When obvious design flaws are exposed and abused time after time, there is little interest in fixing the actual issues. How long have we suffered with architectures such as x86 that store the return instruction pointer on the local stack? How many millions of dollars have been wasted on stack overflow exploits and patches due to this design? How many people are making far too much money trying to find flaws in software that allow this design flaw to be executed? How much would it cost Intel and/or AMD to redesign the CALL/RET instructions to hide the return instruction pointer elsewhere (like branch registers or some hidden/reserved backing store)? Why aren’t certain string.h and stdio.h functions depreciated or removed? With automatic detection of GCC’s trampolines why can’t we all enjoy non-executable stack patches? How long must we endure programs that must be run, at least initially, as the super-user merely for the privilege of accessing ports 1-1023 or for the sole purpose of logging in common users?
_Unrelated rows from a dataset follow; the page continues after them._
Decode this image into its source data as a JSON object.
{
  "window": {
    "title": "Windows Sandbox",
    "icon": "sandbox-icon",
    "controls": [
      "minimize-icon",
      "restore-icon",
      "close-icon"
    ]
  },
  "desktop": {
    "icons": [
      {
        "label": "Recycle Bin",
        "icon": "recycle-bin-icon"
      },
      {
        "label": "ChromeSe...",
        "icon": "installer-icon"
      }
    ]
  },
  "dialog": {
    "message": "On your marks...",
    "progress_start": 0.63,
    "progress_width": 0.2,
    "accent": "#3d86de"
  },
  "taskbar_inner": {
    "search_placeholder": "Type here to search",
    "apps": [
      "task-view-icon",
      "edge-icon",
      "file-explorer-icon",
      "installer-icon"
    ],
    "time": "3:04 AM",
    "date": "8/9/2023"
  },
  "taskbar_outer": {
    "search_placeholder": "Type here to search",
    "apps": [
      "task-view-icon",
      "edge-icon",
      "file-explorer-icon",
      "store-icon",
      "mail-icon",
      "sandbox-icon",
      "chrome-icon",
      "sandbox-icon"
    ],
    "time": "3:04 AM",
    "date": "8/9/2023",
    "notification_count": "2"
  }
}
OpenSSH attempts to answer part of the issue through privilege separation. Privilege separation is an excellent idea, but it doesn’t cover the entire super-user problem. Privilege separation involves the daemon forking, the child process using setuid to surrender its inherited root privileges, the child process encapsulating all network I/O and thus all of the risks, while the parent process handles the authentication and PTY activity. This is reasonable and secure. However, a superior design would allow user-to-user authentication (not involving root), and pre-configured non-superuser access to privileged ports. Under this design, OpenSSH could run initially as user "nobody." Due to the pre-configuration of the system, it would be granted access to the port 22. It would accept user logins, and use the login information in order to setuid to the specific user via a setuid API that required login/password information in order for the setuid to succeed. This would allow OpenSSH, and other such programs, to be free of root exploits permanently, because the services would never have root privileges in the first place. There needs to be a compelling reason to run any process as root. The complete package of security privileges that comes with super-user access makes it foolish to design the system such that super-user access is required in order to provide basic remote access functionality.
Kudos to the OpenSSH project for implementing a partial solution. However, the primary problem remains. Many services run as root. They may later surrender root privileges or spawn unprivileged children, but if the processes never had root from start to finish, remote root exploits would be nonexistent. The binary all-or-nothing privilege system of UNIX’s super-user must end.